What is Newton's Method?
Newton's method (also called Newton-Raphson) is one of the fastest and most widely used techniques for finding a numerical root of an equation, that is a value x where \(f(x) = 0\). Starting from an initial guess, it repeatedly draws the tangent line to the curve and uses where that tangent crosses the x-axis as the next, better estimate. When it works, it converges quadratically: the number of correct digits roughly doubles each step.
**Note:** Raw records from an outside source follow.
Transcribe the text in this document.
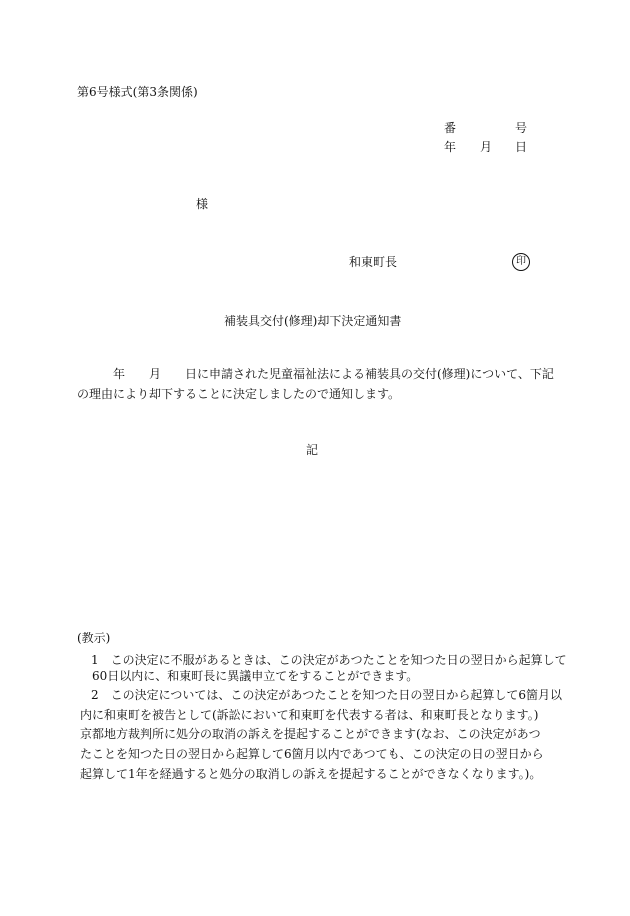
第6号様式(第3条関係)
番	号
年 月 日
様
和東町長	印
補装具交付(修理)却下決定通知書
　　　年　　月　　日に申請された児童福祉法による補装具の交付(修理)について、下記
の理由により却下することに決定しましたので通知します。
記
(教示)
1　この決定に不服があるときは、この決定があつたことを知つた日の翌日から起算して
60日以内に、和東町長に異議申立てをすることができます。
2　この決定については、この決定があつたことを知つた日の翌日から起算して6箇月以
内に和東町を被告として(訴訟において和東町を代表する者は、和東町長となります。)
京都地方裁判所に処分の取消の訴えを提起することができます(なお、この決定があつ
たことを知つた日の翌日から起算して6箇月以内であつても、この決定の日の翌日から
起算して1年を経過すると処分の取消しの訴えを提起することができなくなります。)。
How to Use This Calculator
Enter your function \(f(x)\) using x as the variable. Because this tool does not auto-differentiate, you must also supply the analytic derivative \(f'(x)\) yourself. Choose a starting guess \(x_0\) and a maximum number of iterations. The calculator returns the approximate root, the value of f at that root (which should be near zero to confirm convergence), how many iterations were used, and a step-by-step history table. Supported syntax: + - * / ^ for powers, parentheses, the functions sin, cos, tan, asin, acos, atan, exp, ln, log, sqrt, abs, and the constants pi and e. Trigonometric functions use radians.
The Formula Explained
The update rule is $$x_{n+1} = x_{n} - \frac{f(x_{n})}{f'(x_{n})}.$$ Each iteration evaluates the function and its slope at the current point and steps toward the x-intercept of the tangent line. If the derivative is zero at any step, the tangent is horizontal and the method fails with a division-by-zero error.
Worked Example
Take \(f(x) = x - \cos(x)\) with derivative \(f'(x) = 1 + \sin(x)\) and \(x_0 = 1\). Step 1 gives $$x_1 = 1 - \frac{1 - \cos 1}{1 + \sin 1} = 0.75034.$$ Step 2 gives \(0.73912\), step 3 gives \(0.73909\), and within a few iterations it settles on \(x = 0.7390851332151607\), the famous "Dottie number" where \(x = \cos x\). At that point \(f(x)\) is essentially zero.
FAQ
Why do I need to supply the derivative? This tool evaluates expressions but does not perform symbolic differentiation, so you enter \(f'(x)\) manually. An incorrect derivative will give a wrong root or cause divergence.
Why didn't it converge? Newton's method can diverge or oscillate for poor starting guesses, near inflection points, or when no real root exists. Try a different \(x_0\) or increase the iteration limit.
Which root do I get for multiple roots? The root found depends on the initial guess \(x_0\); pick a guess close to the root you want.